The International Baccalaureate (IB) commissioned the Educational Counselling and Credit Transfer Information Services (Ecctis) to conduct a series of in-depth studies to assess the level of alignment between the Diploma Programme (DP) and the upper secondary education systems of Australia (Victoria), Canada (Ontario), Finland, Singapore, South Korea and the United States.
The studies compared DP courses—primarily mathematics and sciences, with an additional focus on history for Australia, and English for the US—at the standard level (SL) and higher level (HL), along the following three dimensions:
- Learning outcomes: A comparison of the key knowledge, skills, and competencies that students are expected to be able to demonstrate upon successful completion of a subject.
- Content alignment: A comparison of the extent of overlap of the fields of knowledge taught and learned in a subject's curriculum. Curriculum content is typically split into topics and more specific sub-topics.
- Demand: Demand is compared in these studies as a holistic measure that comprises four criteria designed to judge complexity, depth, breadth, workload levels and potential for an intellectual stretch within a subject.
The studies show that the DP courses examined can successfully be implemented in different national contexts and represent rigorous curricula as they are designed to support significant depth and breadth of learning. In many comparisons, DP SL courses are equally demanding as those of the other locations. DP HL courses tend to cover more depth and breadth compared to the other curricula or standards studied. In some cases, both SL and HL courses are more demanding.
The Diploma Programme is a recognized and respected two-year programme that prepares students aged 16 to 19 to become lifelong learners, open-minded and compassionate. The DP curriculum is made up of six subjects from groups 1 to 5 and the DP core, comprising theory of knowledge (TOK), creativity, activity, service (CAS) and the extended essay.
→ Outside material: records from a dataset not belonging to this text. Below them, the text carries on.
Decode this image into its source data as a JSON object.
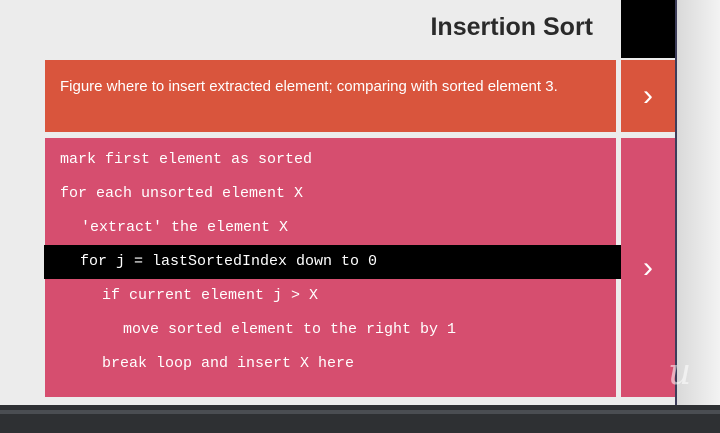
{
  "header": {
    "title": "Insertion Sort"
  },
  "status": {
    "message": "Figure where to insert extracted element; comparing with sorted element 3.",
    "toggle_glyph": "›"
  },
  "pseudocode": {
    "toggle_glyph": "›",
    "lines": [
      {
        "indent": 0,
        "text": "mark first element as sorted",
        "active": false
      },
      {
        "indent": 0,
        "text": "for each unsorted element X",
        "active": false
      },
      {
        "indent": 1,
        "text": "'extract' the element X",
        "active": false
      },
      {
        "indent": 1,
        "text": "for j = lastSortedIndex down to 0",
        "active": true
      },
      {
        "indent": 2,
        "text": "if current element j > X",
        "active": false
      },
      {
        "indent": 3,
        "text": "move sorted element to the right by 1",
        "active": false
      },
      {
        "indent": 2,
        "text": "break loop and insert X here",
        "active": false
      }
    ]
  },
  "colors": {
    "status_bg": "#d9553d",
    "pseudocode_bg": "#d64e6f",
    "active_line_bg": "#000000"
  },
  "watermark": {
    "text": "u"
  }
}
Students choose courses from the following subject groups: studies in language and literature; language acquisition; individuals and societies; sciences; mathematics; and the arts. Students will take some subjects at SL and some at HL. SL and HL courses differ in scope but are measured according to the same grade descriptors, with students expected to demonstrate a greater body of knowledge, understanding and skills at higher level.